Outside all these stands SCHWARZENBERG'S army, of which, opposed to MACDONALD and LAURISTON, are KLEINAU'S Austrians and ZIETEN'S Prussians, covered on the flank by Cossacks under PLATOFF. Opposed to VICTOR and PONIATOWSKI are MEERFELDT and Hesse-Homburg's Austrians, WITTGENSTEIN'S Russians, KLEIST'S Prussians, GUILAY'S Austrians, with LICHTENSTEIN'S and THIELMANN'S light troops: thus reaching round across the Elster into the morass on our near left-- the lower point of the D.]
SEMICHORUS I OF RUMOURS [aerial music]
This is the combat of Napoleon's hope, But not of his assurance! Shrunk in power He broods beneath October's clammy cope, While hemming hordes wax denser every hour.
SEMICHORUS II
He knows, he knows that though in equal fight He stand s heretofore the matched of none, A feeble skill is propped by numbers' might, And now three hosts close round to crush out one!
DUMB SHOW
The Leipzig clocks imperturbably strike nine, and the battle which is to decide the fate of Europe, and perhaps the world, begins with three booms from the line of the allies. They are the signal for a general cannonade of devastating intensity.
So massive is the contest that we soon fail to individualize the combatants as beings, and can only observe them as amorphous drifts, clouds, and waves of conscious atoms, surging and rolling together; can only particularize them by race, tribe, and language. Nationalities from the uttermost parts of Asia here meet those from the Atlantic edge of Europe for the first and last time.
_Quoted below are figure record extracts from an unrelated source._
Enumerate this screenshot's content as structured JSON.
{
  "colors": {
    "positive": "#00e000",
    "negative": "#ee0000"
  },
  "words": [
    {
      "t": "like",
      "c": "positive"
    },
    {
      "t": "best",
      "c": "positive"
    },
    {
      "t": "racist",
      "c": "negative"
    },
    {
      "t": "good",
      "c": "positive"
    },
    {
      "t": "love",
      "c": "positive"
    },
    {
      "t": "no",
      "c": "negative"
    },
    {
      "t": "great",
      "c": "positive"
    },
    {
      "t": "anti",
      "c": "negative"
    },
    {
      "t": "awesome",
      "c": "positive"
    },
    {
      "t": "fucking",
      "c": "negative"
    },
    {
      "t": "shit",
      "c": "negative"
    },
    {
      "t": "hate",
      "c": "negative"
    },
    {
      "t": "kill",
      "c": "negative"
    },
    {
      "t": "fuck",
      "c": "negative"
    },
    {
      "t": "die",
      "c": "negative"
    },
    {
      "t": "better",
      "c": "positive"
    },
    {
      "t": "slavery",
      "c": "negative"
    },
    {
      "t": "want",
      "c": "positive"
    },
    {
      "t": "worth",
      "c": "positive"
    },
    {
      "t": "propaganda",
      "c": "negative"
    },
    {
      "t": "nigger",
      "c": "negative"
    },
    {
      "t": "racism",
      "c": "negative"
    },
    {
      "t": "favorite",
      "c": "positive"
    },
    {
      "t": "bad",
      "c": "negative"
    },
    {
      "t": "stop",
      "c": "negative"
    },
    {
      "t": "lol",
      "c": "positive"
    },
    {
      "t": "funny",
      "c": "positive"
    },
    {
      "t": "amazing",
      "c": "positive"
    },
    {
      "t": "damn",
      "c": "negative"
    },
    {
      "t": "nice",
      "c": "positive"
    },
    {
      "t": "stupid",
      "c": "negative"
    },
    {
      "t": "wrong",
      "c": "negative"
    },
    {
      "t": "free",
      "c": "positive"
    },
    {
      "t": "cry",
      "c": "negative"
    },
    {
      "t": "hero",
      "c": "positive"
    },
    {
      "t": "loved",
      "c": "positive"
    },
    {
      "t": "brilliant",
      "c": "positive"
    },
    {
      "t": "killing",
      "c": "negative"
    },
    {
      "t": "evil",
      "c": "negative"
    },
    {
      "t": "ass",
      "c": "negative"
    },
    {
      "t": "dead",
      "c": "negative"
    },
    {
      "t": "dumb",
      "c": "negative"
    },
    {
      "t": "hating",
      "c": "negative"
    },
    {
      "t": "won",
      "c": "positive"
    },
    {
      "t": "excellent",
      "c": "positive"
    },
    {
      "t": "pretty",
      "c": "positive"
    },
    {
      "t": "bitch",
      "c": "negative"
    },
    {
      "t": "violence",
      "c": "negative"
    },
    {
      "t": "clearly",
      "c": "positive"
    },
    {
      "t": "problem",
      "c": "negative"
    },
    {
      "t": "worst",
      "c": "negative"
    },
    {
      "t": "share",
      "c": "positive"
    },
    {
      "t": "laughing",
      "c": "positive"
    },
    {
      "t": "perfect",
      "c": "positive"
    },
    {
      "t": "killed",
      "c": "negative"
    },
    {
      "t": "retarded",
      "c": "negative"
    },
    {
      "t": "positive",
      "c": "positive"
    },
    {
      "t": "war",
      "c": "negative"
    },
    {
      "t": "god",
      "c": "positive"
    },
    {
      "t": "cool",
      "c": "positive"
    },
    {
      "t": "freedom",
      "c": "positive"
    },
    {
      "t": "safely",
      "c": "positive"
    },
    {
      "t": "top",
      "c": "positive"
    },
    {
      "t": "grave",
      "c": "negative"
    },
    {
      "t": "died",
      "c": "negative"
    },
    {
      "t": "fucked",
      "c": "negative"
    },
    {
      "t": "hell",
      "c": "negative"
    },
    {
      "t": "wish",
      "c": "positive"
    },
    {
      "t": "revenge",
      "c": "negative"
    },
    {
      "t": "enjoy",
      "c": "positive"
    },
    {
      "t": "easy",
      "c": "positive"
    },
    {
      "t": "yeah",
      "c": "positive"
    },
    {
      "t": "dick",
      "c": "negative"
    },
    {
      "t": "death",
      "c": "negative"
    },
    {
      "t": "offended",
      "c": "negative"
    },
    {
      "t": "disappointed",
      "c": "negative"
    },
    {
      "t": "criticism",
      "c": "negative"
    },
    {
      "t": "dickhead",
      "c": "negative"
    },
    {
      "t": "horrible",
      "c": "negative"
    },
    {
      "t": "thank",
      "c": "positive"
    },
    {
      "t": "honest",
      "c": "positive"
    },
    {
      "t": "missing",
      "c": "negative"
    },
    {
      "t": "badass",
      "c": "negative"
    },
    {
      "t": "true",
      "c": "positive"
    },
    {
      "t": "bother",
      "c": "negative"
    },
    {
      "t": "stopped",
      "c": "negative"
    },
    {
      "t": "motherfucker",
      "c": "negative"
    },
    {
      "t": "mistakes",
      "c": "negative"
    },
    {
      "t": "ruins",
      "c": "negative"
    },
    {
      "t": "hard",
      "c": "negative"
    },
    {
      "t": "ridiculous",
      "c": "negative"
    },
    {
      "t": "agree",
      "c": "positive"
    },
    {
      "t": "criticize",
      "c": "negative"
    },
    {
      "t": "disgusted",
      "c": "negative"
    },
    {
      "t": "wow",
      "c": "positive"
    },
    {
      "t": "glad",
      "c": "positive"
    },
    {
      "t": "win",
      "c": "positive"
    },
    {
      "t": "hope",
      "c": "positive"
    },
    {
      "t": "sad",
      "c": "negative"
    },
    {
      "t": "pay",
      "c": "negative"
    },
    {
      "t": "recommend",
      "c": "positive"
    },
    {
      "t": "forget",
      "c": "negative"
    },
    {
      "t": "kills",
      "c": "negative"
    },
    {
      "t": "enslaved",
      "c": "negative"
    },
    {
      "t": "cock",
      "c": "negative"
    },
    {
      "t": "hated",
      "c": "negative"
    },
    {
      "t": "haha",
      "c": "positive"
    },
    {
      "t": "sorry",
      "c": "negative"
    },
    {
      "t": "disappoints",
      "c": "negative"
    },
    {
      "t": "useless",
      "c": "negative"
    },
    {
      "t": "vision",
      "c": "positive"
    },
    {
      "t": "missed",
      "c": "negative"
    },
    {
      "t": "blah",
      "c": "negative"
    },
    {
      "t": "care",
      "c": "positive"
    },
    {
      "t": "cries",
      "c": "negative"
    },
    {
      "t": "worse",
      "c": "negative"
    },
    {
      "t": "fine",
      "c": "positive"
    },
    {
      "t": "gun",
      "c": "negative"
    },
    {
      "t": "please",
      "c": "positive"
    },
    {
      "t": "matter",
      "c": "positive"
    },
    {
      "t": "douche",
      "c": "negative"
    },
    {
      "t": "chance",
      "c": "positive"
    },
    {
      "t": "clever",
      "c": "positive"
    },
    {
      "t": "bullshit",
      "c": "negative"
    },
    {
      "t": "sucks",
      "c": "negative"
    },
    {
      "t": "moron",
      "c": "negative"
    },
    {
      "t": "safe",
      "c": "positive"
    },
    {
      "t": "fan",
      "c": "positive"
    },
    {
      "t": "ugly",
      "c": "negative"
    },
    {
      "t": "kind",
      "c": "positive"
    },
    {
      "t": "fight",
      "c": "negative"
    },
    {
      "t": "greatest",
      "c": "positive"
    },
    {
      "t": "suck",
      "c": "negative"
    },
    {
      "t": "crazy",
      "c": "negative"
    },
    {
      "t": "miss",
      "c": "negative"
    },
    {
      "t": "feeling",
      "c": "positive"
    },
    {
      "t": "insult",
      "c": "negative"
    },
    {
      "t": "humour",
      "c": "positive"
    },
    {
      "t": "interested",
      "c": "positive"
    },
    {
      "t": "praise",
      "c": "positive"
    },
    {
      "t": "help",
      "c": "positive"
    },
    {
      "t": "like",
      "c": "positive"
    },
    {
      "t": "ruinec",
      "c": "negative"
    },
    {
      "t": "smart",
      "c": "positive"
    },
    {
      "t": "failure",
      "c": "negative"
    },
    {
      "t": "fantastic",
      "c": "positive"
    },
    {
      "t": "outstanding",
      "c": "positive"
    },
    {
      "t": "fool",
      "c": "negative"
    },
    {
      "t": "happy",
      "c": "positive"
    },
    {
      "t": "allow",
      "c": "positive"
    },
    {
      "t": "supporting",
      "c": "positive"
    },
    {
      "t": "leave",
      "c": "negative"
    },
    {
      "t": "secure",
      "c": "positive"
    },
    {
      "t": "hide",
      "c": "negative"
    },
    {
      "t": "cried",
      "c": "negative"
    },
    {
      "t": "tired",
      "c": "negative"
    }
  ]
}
By noon the sound becomes a loud droning, uninterrupted and breve-like, as from the pedal of an organ kept continuously down.
CHORUS OF RUMOURS
Now triple battle beats about the town, And now contracts the huge elastic ring Of fighting flesh, as those within go down, Or spreads, as those without show faltering!
It becomes apparent that the French have a particular intention, the Allies only a general one. That of the French is to break through the enemy's centre and surround his right. To this end NAPOLEON launches fresh columns, and simultaneously OUDINOT supports VICTOR against EUGENE OF WURTEMBERG'S right, while on the other side of him the cavalry of MILHAUD and KELLERMAN prepares to charge. NAPOLEON'S combination is successful, and drives back EUGENE. Meanwhile SCHWARZENBERG is stuck fast, useless in the marshes between the Pleisse and the Elster.
By three o'clock the Allied centre, which has held out against the assaults of the French right and left, is broken through by cavalry under MURAT, LATOUR-MAUBOURG, and KELLERMANN.
The bells of Leipzig ring.
CHORUS OF THE PITIES
Those chimings, ill-advised and premature! Who knows if such vast valour will endure?